Seven electronic songs, two rough and challenging, three easy and melodic, two more rough and challenging.
- "Lessness", Tom Djll
A mesmerizing abstract journey. If you're used to "music" this track might be a good intro to ambient sound collages. Let it guide you from point to point, a soundtrack for images in your mind maybe.
The parts this is made from are kind of interesting: An honest to goodness VCS-3— the closest thing 1971 had to desktop eurorack, famously used by Pink Floyd— mixed in with a modern desktop eurorack, mixed with an ordinary trumpet.
- "LOST SOULS - MODBAP", leonardoworx
This is a fun, single-minute hip hop jam with an MPC drum machine, Make Noise's desktop modular synths and some Nas samples.
90s west coast hip hop always had a thing for 70s east coast synthesizers, so there's something that feels like a natural extension to try to do that style of hip hop¹ with the west-coast synth methods² used here.
¹ Except Nas is east coast.
² And Make Noise is in North Carolina.
- "Ambient then heavy with Moog One, Subsequent 37, Hologram Microcosm, and eurorack drums", Jay Hosking
Jay runs a Patreon; the deal seems to be people crowdfund him to buy the most expensive synthesizers in existence, in exchange he makes music with them and posts it.
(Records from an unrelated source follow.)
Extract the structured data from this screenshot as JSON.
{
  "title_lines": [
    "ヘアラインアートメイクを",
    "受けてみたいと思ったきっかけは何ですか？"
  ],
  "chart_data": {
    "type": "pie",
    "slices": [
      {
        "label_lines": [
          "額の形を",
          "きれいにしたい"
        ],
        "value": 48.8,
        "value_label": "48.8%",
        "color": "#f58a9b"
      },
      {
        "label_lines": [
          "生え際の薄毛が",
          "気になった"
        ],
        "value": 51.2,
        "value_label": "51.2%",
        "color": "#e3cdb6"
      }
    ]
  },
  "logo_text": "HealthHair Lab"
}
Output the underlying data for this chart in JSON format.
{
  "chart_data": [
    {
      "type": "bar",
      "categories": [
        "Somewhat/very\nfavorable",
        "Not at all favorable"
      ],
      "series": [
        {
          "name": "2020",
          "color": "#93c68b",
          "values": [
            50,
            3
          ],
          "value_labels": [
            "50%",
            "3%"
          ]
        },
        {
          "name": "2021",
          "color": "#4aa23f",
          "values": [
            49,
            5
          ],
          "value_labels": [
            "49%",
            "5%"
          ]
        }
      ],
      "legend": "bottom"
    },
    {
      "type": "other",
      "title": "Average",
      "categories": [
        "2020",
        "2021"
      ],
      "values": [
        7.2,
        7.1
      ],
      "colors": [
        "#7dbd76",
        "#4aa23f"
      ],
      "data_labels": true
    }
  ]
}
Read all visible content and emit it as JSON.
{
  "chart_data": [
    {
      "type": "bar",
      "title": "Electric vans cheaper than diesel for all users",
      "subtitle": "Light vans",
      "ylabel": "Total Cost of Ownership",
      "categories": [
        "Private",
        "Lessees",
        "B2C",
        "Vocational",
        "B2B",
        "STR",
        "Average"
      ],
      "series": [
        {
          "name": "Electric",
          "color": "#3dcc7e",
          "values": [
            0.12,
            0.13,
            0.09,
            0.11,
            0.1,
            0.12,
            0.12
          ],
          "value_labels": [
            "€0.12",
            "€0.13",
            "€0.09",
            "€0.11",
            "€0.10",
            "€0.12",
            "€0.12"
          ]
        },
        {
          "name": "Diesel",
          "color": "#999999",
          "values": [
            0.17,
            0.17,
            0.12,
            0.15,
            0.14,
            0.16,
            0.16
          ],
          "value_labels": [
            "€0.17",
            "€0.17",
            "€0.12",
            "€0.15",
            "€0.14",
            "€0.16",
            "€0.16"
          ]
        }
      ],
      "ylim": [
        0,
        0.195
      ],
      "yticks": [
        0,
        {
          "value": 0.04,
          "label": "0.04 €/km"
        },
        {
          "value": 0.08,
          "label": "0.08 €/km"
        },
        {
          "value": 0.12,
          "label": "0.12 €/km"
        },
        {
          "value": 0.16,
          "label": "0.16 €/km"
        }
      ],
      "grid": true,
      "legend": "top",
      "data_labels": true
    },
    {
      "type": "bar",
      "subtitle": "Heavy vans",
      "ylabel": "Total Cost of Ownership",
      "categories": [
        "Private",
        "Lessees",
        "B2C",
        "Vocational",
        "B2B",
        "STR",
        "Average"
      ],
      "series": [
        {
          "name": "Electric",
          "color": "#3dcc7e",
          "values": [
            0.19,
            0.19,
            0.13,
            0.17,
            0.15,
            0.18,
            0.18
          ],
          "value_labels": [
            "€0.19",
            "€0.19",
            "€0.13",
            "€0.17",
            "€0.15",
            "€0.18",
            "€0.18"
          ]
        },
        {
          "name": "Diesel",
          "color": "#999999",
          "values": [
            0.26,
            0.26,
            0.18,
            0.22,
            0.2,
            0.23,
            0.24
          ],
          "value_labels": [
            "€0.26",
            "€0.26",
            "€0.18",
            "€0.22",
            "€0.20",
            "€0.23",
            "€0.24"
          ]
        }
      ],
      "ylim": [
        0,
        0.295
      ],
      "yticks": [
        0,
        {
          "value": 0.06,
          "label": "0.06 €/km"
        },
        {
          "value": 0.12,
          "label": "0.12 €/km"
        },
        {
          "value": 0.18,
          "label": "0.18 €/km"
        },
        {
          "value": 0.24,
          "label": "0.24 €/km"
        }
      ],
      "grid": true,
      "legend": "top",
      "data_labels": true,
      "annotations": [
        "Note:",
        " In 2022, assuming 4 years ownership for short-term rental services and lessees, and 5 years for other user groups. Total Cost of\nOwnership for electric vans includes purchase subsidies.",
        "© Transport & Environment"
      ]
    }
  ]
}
I imagine a sort of community synth collection, with Jay as the sort of high priest who Plays With The Gear on behalf of the crowd. As such his videos have a heavy focus on process even by Synth YouTube standards, with floating captions often explaining what he's using to make the music and why he's doing what he's doing.
The captions in this song explain it as "I wanted to create something that starts dreamy and goes heavy", and he does deliver on that, using a pair of Moog keyboards for huge padscapes then dropping in dense IDM beats from a purpose-built modular skiff box.
- "Live Techno Jam #6 - Roland TR6S - Quadrantid Swarm - Minitaur - BlueBox - Blofeld - NTS1", Spadehead
This is just a good, thoughtfully-composed basic four-on-the-floor techno track with a table of 2010s-2020s desktop synths and a really nice 90s feeling. Good background/focus music. I like the obviously-synthesized-strings voice.
One detail maybe worth going into for a moment is the "Minitaur", the little black box in the upper left. This is a 2012 desktop recreation of the gorgeous-sounding bass voice from an ancient and very weird looking Moog synth meant to be played with your feet like organ pedals (for example because your hands are occupied doing a guitar solo). Search YouTube for "Moog Taurus Rush" if you want to see what this looks like.
Jon, like Jay Hosking, is constantly pushing highly-developed synth music to his YouTube, but rather than the community/"let me show you how I made this" focus it all seems very personal. A lot of his video titles use words like "meditation".
About a year ago there was a short period Jon posted a bunch of absolute bangers all in quick succession and this was my favorite from that block, a futuristic synth-rock track based around the Moog Grandmother and the synth "trio" from Make Noise.